描述儿童高血压的当前患病率以及性别、种族、超重与血压之间的关系。

方法

2002年5月至11月,对5102名儿童(13.5±1.7岁)进行了基于学校的筛查。确定年龄、性别、种族、体重和身高,并计算体重指数(BMI),即体重(千克)/身高(米²)。超重定义为BMI≥第95百分位数。首次筛查时血压>第95百分位数的学生在1至2周后进行第二次筛查,如果第二次筛查时血压>第95百分位数,则进行第三次筛查。

结果

种族分布为44%白人、25%西班牙裔、22%非裔美国人、7%亚裔。总体而言,超重患病率为20%,因种族而异(西班牙裔为31%,非裔美国人为20%,白人为15%,亚裔为11%)。第一次、第二次和第三次筛查后血压升高的患病率分别为19.4%、9.5%和4.5%。
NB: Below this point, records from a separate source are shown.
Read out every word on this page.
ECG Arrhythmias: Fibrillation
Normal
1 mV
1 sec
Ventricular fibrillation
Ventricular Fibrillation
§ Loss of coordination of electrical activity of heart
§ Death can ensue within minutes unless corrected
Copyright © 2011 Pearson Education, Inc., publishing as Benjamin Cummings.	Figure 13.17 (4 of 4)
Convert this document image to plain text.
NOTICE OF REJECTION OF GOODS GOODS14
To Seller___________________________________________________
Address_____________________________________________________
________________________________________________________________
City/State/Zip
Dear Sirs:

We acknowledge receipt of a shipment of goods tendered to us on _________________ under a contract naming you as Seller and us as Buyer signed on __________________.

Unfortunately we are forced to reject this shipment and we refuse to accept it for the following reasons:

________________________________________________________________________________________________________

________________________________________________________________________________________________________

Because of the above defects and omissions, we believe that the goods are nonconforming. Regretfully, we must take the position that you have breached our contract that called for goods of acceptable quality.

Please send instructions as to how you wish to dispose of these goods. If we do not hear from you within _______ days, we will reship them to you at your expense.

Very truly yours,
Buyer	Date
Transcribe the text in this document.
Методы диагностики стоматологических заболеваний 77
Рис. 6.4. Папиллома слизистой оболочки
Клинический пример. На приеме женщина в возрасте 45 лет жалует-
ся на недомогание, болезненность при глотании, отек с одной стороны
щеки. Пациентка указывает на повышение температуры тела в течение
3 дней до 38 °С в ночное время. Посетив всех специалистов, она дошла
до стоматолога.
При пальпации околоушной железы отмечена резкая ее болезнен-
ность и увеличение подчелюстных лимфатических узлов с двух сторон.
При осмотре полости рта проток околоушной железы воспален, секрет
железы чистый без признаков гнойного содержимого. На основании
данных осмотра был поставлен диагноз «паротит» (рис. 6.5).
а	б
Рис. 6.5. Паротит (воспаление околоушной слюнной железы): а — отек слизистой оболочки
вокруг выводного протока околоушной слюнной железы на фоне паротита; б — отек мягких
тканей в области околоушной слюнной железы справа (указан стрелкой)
首次筛查时血压升高在西班牙裔中最高(25%),在亚裔中最低(14%)。在控制超重因素后,高血压患病率(三次筛查时血压升高)的种族差异不显著。随着BMI百分位数从≤第5百分位数(2%)增加到≥第95百分位数(11%),高血压患病率逐渐上升。在对性别、种族、超重和年龄进行调整后,高血压的相对风险在性别方面具有统计学意义(相对风险:1.50;置信区间:1.15,1.95),在超重方面也具有统计学意义(相对风险:3.26;置信区间:2.50,4.24)。

结论

这些结果证实了青少年心血管疾病风险呈不断发展的流行趋势,超重和高血压患病率的增加尤其在少数族裔儿童中表现明显,即为明证。